Un vol de portefeuille pour “services sexuels mal payés” ?

C’est pour des faits graves de vol avec violence sur personne vulnérable que le prévenu, bientôt âgé de 39 ans, comparaît devant la chambre 10 du tribunal correctionnel de Charleroi. Le 15 février, Laurence confirme avoir pris les poches de Jean-Marie, non loin du boulevard Audent à Charleroi. En agissant ainsi sur la personne vulnérable, Laurence a cherché à résoudre une histoire de services sexuels mal rémunérés. Dix euros étaient présents dans le portefeuille, avant que Laurence ne retire cinquante euros à la banque avec la carte bancaire de Jean-Marie.

Présent à l’audience pour obtenir réparation, Jean-Marie contredit la version du prévenu. “Je l’ai revue au bout de quatre ans.

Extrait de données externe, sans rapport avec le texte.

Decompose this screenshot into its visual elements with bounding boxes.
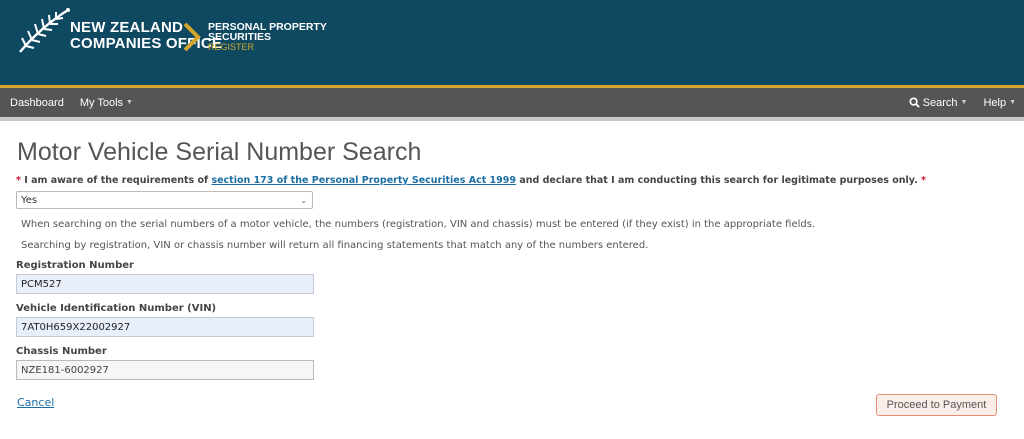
search-icon — [909, 97, 920, 108]
chassis-value: NZE181-6002927 — [21, 364, 109, 376]
ppsr-line3: REGISTER — [208, 42, 255, 52]
declaration-select-value: Yes — [21, 194, 38, 206]
caret-down-icon: ▼ — [1009, 99, 1016, 106]
caret-down-icon: ▼ — [960, 99, 968, 106]
chassis-label: Chassis Number — [16, 346, 107, 357]
ppsa-section-link[interactable]: section 173 of the Personal Property Sec… — [211, 175, 516, 186]
nav-my-tools[interactable]: My Tools ▼ — [80, 97, 133, 109]
declaration-prefix: I am aware of the requirements of — [24, 175, 209, 186]
nav-search[interactable]: Search ▼ — [909, 96, 968, 109]
nav-my-tools-label: My Tools — [79, 96, 124, 109]
vin-label: Vehicle Identification Number (VIN) — [16, 303, 217, 314]
chassis-input[interactable]: NZE181-6002927 — [16, 360, 314, 380]
info-text-1: When searching on the serial numbers of … — [21, 219, 816, 230]
caret-down-icon: ▼ — [126, 99, 133, 106]
nav-search-label: Search — [922, 96, 958, 109]
chevron-down-icon: ⌄ — [300, 195, 307, 205]
declaration-text: * I am aware of the requirements of sect… — [16, 175, 1008, 186]
page-title: Motor Vehicle Serial Number Search — [17, 138, 422, 166]
info-text-2: Searching by registration, VIN or chassi… — [21, 240, 649, 251]
nav-dashboard[interactable]: Dashboard — [10, 97, 64, 109]
form-actions: Cancel Proceed to Payment — [16, 394, 1008, 424]
ppsr-logo-text[interactable]: PERSONAL PROPERTY SECURITIES REGISTER — [208, 22, 327, 52]
registration-input[interactable]: PCM527 — [16, 274, 314, 294]
nav-dashboard-label: Dashboard — [10, 96, 64, 109]
registration-label: Registration Number — [16, 260, 134, 271]
proceed-to-payment-button[interactable]: Proceed to Payment — [876, 394, 997, 416]
nav-help[interactable]: Help ▼ — [983, 97, 1016, 109]
fern-logo-icon[interactable] — [16, 6, 72, 56]
cancel-link[interactable]: Cancel — [17, 396, 54, 409]
nav-help-label: Help — [983, 96, 1007, 109]
ppsr-line2: SECURITIES — [208, 31, 272, 43]
vin-input[interactable]: 7AT0H659X22002927 — [16, 317, 314, 337]
main-nav: Dashboard My Tools ▼ Search ▼ Help ▼ — [0, 88, 1024, 121]
registration-value: PCM527 — [21, 278, 62, 290]
declaration-suffix: and declare that I am conducting this se… — [519, 175, 918, 186]
required-marker: * — [921, 175, 926, 186]
declaration-select[interactable]: Yes ⌄ — [16, 191, 313, 209]
site-header: NEW ZEALAND COMPANIES OFFICE PERSONAL PR… — [0, 0, 1024, 88]
main-content: Motor Vehicle Serial Number Search * I a… — [0, 138, 1024, 424]
required-marker: * — [16, 175, 21, 186]
vin-value: 7AT0H659X22002927 — [21, 321, 131, 333]
chevron-right-icon — [183, 22, 201, 52]
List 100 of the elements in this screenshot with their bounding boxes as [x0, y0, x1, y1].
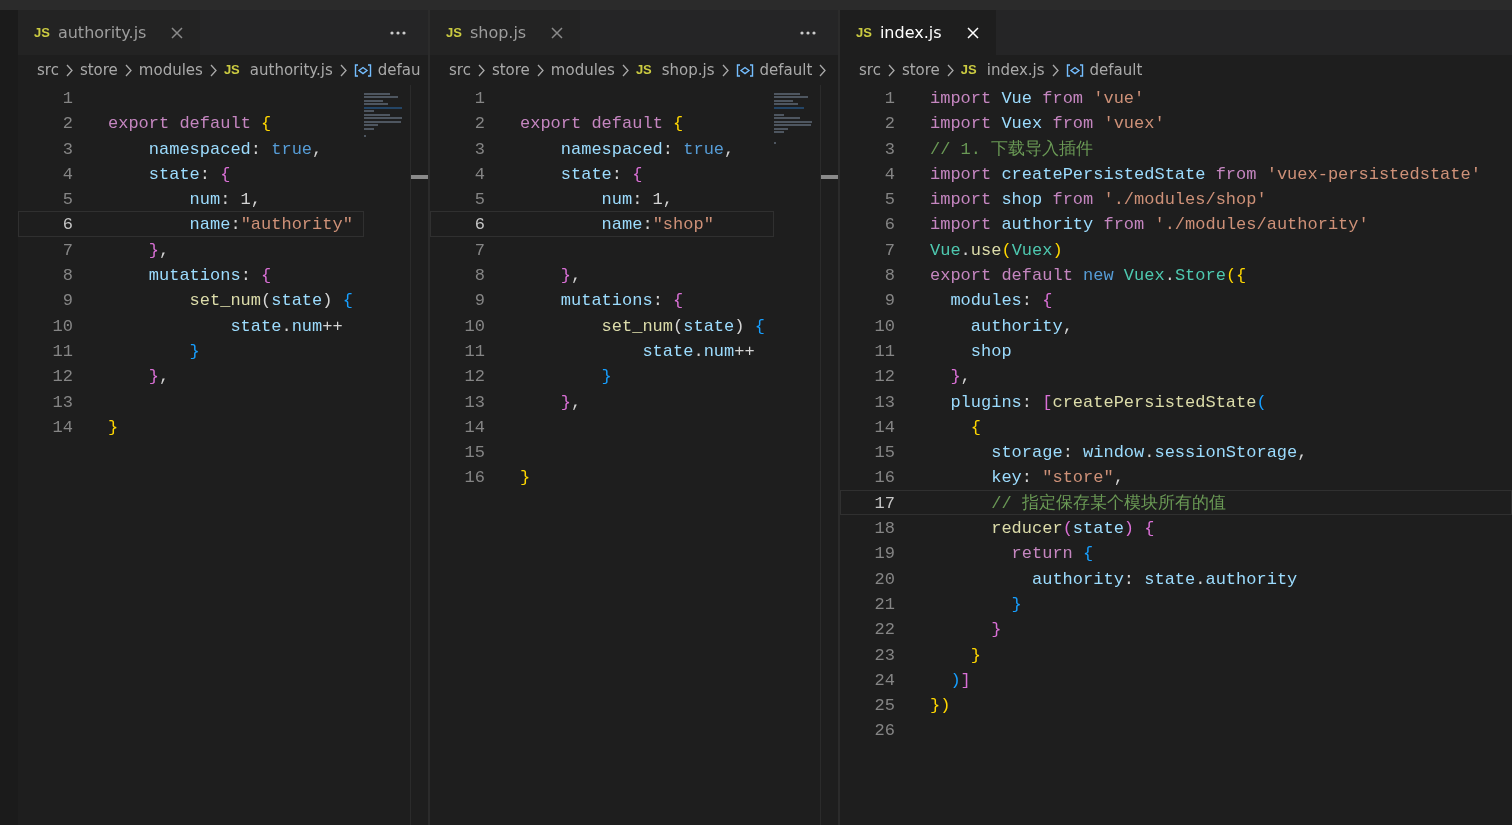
code-text: mutations: {	[147, 265, 272, 287]
code-text: num: 1,	[188, 189, 262, 211]
chevron-icon	[123, 62, 133, 78]
chevron-icon	[208, 62, 218, 78]
file-type-icon: JS	[223, 60, 240, 80]
line-number: 3	[473, 138, 486, 160]
breadcrumb-item[interactable]: shop.js	[661, 58, 715, 82]
code-text: import createPersistedState from 'vuex-persistedstate'	[930, 163, 1481, 186]
line-number: 8	[61, 265, 74, 287]
line-number: 2	[883, 113, 896, 135]
chevron-icon	[1050, 62, 1060, 78]
line-number: 25	[873, 695, 896, 717]
code-text: shop	[969, 340, 1012, 363]
breadcrumb-item[interactable]: store	[901, 58, 940, 82]
line-number: 1	[61, 88, 74, 110]
line-number: 13	[873, 391, 896, 413]
line-number: 11	[51, 340, 74, 363]
line-number: 5	[61, 189, 74, 211]
line-number: 20	[873, 568, 896, 590]
chevron-icon	[720, 62, 730, 78]
line-number: 13	[463, 391, 486, 413]
code-text: state.num++	[641, 340, 755, 363]
scrollbar-thumb[interactable]	[411, 175, 428, 179]
code-text: num: 1,	[600, 189, 674, 211]
code-text: )]	[949, 669, 971, 692]
line-number: 8	[473, 265, 486, 287]
line-number: 14	[51, 416, 74, 439]
breadcrumb-item[interactable]: defau	[377, 58, 421, 82]
breadcrumb-item[interactable]: modules	[550, 58, 615, 82]
breadcrumb-item[interactable]: modules	[138, 58, 203, 82]
line-number: 15	[463, 442, 486, 464]
code-text: modules: {	[949, 290, 1053, 312]
code-text: authority,	[969, 315, 1073, 337]
more-actions-icon[interactable]	[800, 30, 816, 35]
breadcrumb-item[interactable]: default	[759, 58, 813, 82]
line-number: 6	[883, 214, 896, 236]
code-text: }	[969, 644, 981, 666]
line-number: 7	[883, 239, 896, 262]
file-type-icon: JS	[960, 60, 977, 80]
line-number: 9	[883, 290, 896, 312]
code-text: import Vuex from 'vuex'	[930, 113, 1165, 135]
breadcrumb-item[interactable]: default	[1089, 58, 1143, 82]
chevron-icon	[945, 62, 955, 78]
line-number: 5	[883, 189, 896, 211]
line-number: 10	[51, 315, 74, 337]
chevron-icon	[476, 62, 486, 78]
code-text: }	[600, 366, 612, 388]
code-text: }	[1010, 593, 1022, 616]
line-number: 2	[61, 113, 74, 135]
line-number: 4	[61, 163, 74, 186]
code-text: },	[147, 366, 170, 388]
line-number: 4	[883, 163, 896, 186]
line-number: 4	[473, 163, 486, 186]
line-number: 13	[51, 391, 74, 413]
line-number: 9	[473, 290, 486, 312]
line-number: 19	[873, 543, 896, 565]
code-text: set_num(state) {	[600, 315, 765, 337]
line-number: 3	[61, 138, 74, 160]
line-number: 16	[873, 467, 896, 489]
line-number: 26	[873, 720, 896, 742]
code-text: return {	[1010, 543, 1094, 565]
code-text: import shop from './modules/shop'	[930, 189, 1267, 211]
line-number: 9	[61, 290, 74, 312]
symbol-icon	[1065, 62, 1084, 78]
line-number: 7	[473, 239, 486, 262]
code-text: state.num++	[229, 315, 343, 337]
line-number: 16	[463, 467, 486, 489]
line-number: 11	[873, 340, 896, 363]
breadcrumb-item[interactable]: authority.js	[249, 58, 333, 82]
chevron-icon	[64, 62, 74, 78]
code-text: }	[520, 467, 531, 489]
code-text: },	[559, 265, 582, 287]
code-text: name:"shop"	[600, 214, 714, 236]
breadcrumb-item[interactable]: src	[449, 58, 471, 82]
line-number: 10	[873, 315, 896, 337]
code-text: },	[559, 391, 582, 413]
more-actions-icon[interactable]	[390, 30, 406, 35]
breadcrumb-item[interactable]: store	[79, 58, 118, 82]
line-number: 15	[873, 442, 896, 464]
breadcrumb-item[interactable]: index.js	[986, 58, 1045, 82]
chevron-icon	[535, 62, 545, 78]
code-text: mutations: {	[559, 290, 684, 312]
line-number: 24	[873, 669, 896, 692]
line-number: 23	[873, 644, 896, 666]
line-number: 17	[873, 492, 896, 515]
symbol-icon	[735, 62, 754, 78]
code-text: namespaced: true,	[559, 138, 735, 160]
breadcrumb-item[interactable]: src	[859, 58, 881, 82]
breadcrumb-item[interactable]: src	[37, 58, 59, 82]
code-text: key: "store",	[990, 467, 1124, 489]
code-text: state: {	[559, 163, 643, 186]
file-tab[interactable]: JS index.js	[840, 10, 996, 55]
line-number: 22	[873, 619, 896, 641]
line-number: 6	[61, 214, 74, 236]
breadcrumb-item[interactable]: store	[491, 58, 530, 82]
line-number: 2	[473, 113, 486, 135]
scrollbar-thumb[interactable]	[821, 175, 838, 179]
line-number: 12	[873, 366, 896, 388]
code-text: },	[949, 366, 971, 388]
code-text: set_num(state) {	[188, 290, 353, 312]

Elle m’a demandé dix euros pour acheter sa dose, mais j’ai refusé. Elle est entrée dans mon immeuble et a sorti mon portefeuille de ma veste.”

Consommatrice de divers stupéfiants depuis l’âge de 14 ans, Laurence tente tant bien que mal de lutter contre sa dépendance. Bien qu’elle rapporte qu’elle a arrêté la méthadone et l’héroïne, Laurence admet qu’elle a de la difficulté à arrêter la cocaïne. Pour l’aider à faire face à sa toxicomanie, Me Colin pour la défense suggère l’instauration d’une peine de libération conditionnelle indépendante.

Le parquet s’y oppose, jugeant la peine trop légère. Sachant que Laurence s’est vu révoquer une suspension provisoire du prononcé en 2005 pour non-respect des conditions. Pour éviter cette situation, une lourde peine de 3 ans de prison avec indemnité provisoire est requise. Si Laurence commet une erreur pendant sa probation, il purgera sa peine de prison.

Pour résoudre un problème de procédure, l’affaire a été ajournée à la semaine prochaine.